Beth Chatto as a garden designer

Beth Chatto's Dry Garden is well planted but spatially boring

BBC Radio 4’s Woman’s Hour was broadcast from Beth Chatto’s garden today. You can find the Podcast at http://www.bbc.co.uk/radio4/womanshour/01/2008_34_mon.shtml. Beth Chatto was introduced as ‘one of England’s best-loved and most influential gardeners’. She explained that the two main influences on her garden had been her husband, who studied how plants grow in their natural habitats, and Sir Cederic Morris, an artist and gardener who lived at Benton End. Beth Chatto said she did not give much thought to colour harmonies and that her interest in plant groupings derived from an earlier love of flower arranging. She then made friends with, and was influenced by, Christopher Lloyd and Graham Stuart Thomas. Her correspondence with Christopher Lloyd, who became her friend, began when he told her off for being ‘cruel’ to her Dry Garden – by not watering the plants. I guess history will judge Christo wrong on this issue. Beth Chatto also remarked that ‘I didn’t read Gertrude Jekyll for, oh, years. But when I did, I felt a real warmth for her’.

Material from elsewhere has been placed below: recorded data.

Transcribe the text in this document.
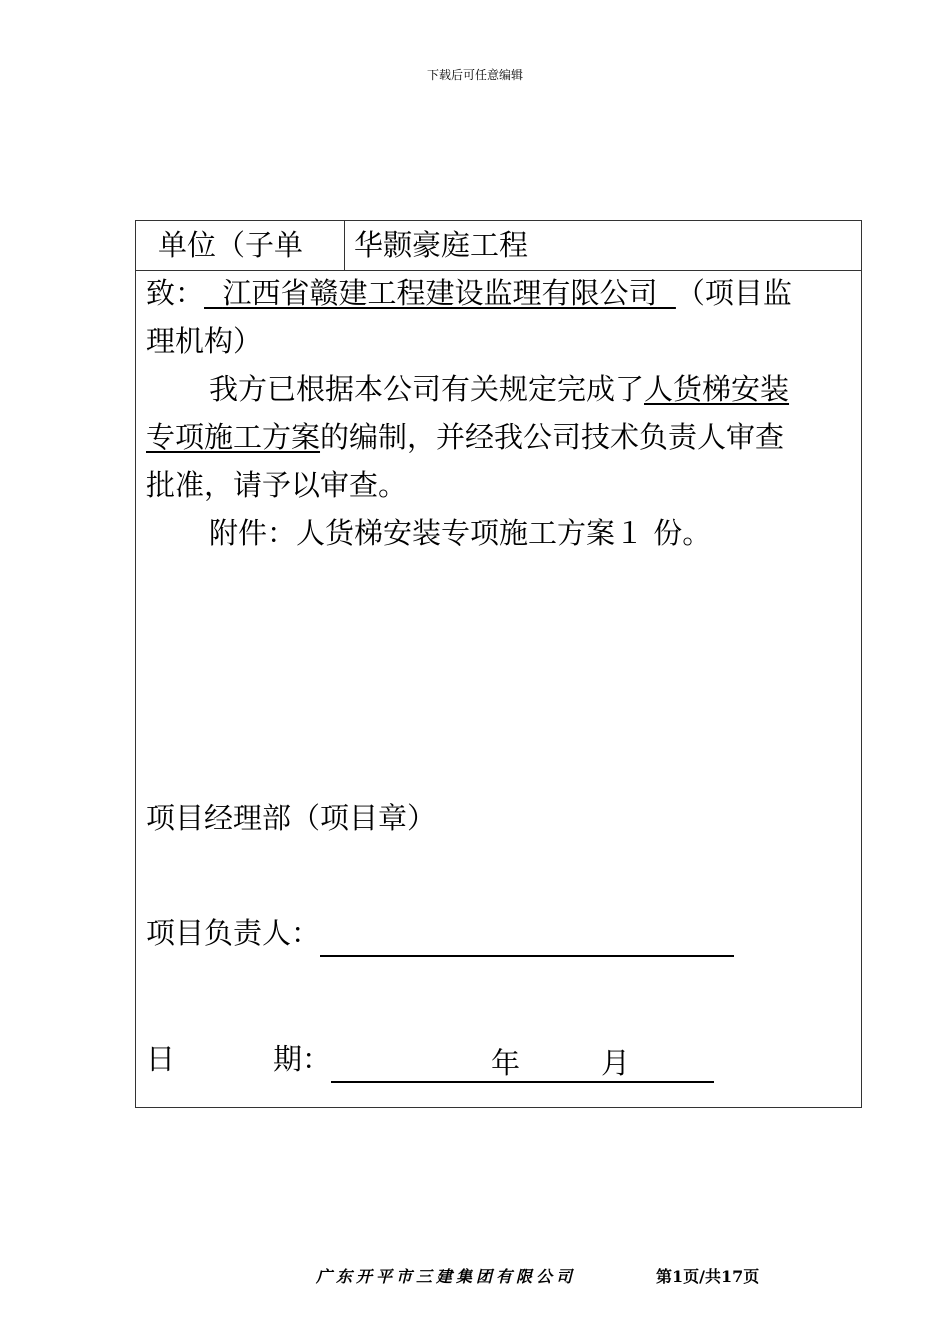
下载后可任意编辑
单位（子单	华颢豪庭工程
致： 江西省赣建工程建设监理有限公司 （项目监
理机构）
我方已根据本公司有关规定完成了人货梯安装
专项施工方案的编制，并经我公司技术负责人审查
批准，请予以审查。
附件：人货梯安装专项施工方案１ 份。
项目经理部（项目章）
项目负责人：
日	期：	年	月
广东开平市三建集团有限公司	第1页/共17页
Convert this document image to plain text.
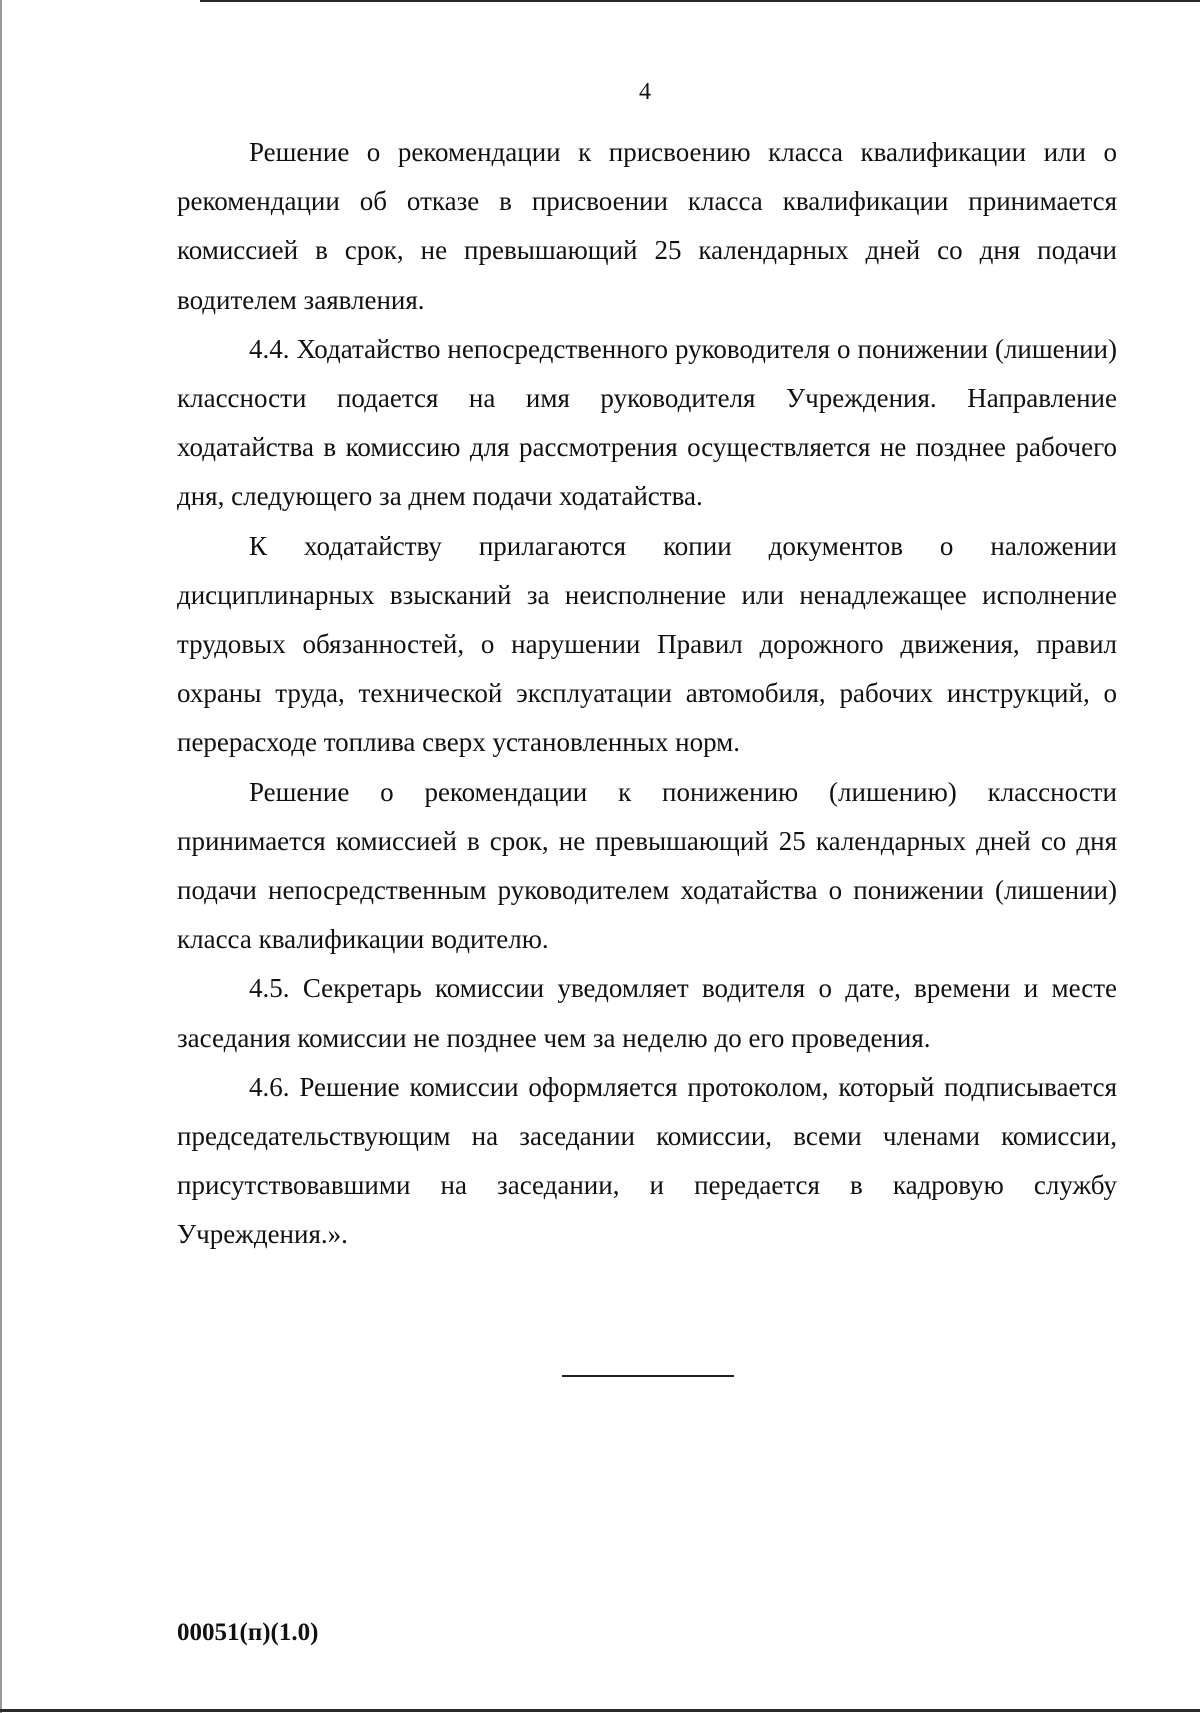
4

Решение о рекомендации к присвоению класса квалификации или о рекомендации об отказе в присвоении класса квалификации принимается комиссией в срок, не превышающий 25 календарных дней со дня подачи водителем заявления.

4.4. Ходатайство непосредственного руководителя о понижении (лишении) классности подается на имя руководителя Учреждения. Направление ходатайства в комиссию для рассмотрения осуществляется не позднее рабочего дня, следующего за днем подачи ходатайства.

К ходатайству прилагаются копии документов о наложении дисциплинарных взысканий за неисполнение или ненадлежащее исполнение трудовых обязанностей, о нарушении Правил дорожного движения, правил охраны труда, технической эксплуатации автомобиля, рабочих инструкций, о перерасходе топлива сверх установленных норм.

Решение о рекомендации к понижению (лишению) классности принимается комиссией в срок, не превышающий 25 календарных дней со дня подачи непосредственным руководителем ходатайства о понижении (лишении) класса квалификации водителю.

4.5. Секретарь комиссии уведомляет водителя о дате, времени и месте заседания комиссии не позднее чем за неделю до его проведения.

4.6. Решение комиссии оформляется протоколом, который подписывается председательствующим на заседании комиссии, всеми членами комиссии, присутствовавшими на заседании, и передается в кадровую службу Учреждения.».

00051(п)(1.0)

She came over as a plain-speaking gardener. On the layout of her garden, the most telling remark was that ‘A path needs to go somewhere’. While full of admiration for her plants, I find the design of Beth Chatto’s Garden disappointing. It is flower arranging on the scale of a garden. There is little imagination and the spatial composition is weak. Indeed, one has to wonder if Christopher Lloyd’s approach to garden design was similar. It could well be that it was the work of his father, and of Lutyens, which give Great Dixter its charm. A dress can be made out of the most beautiful fabric without being well-cut or stylish.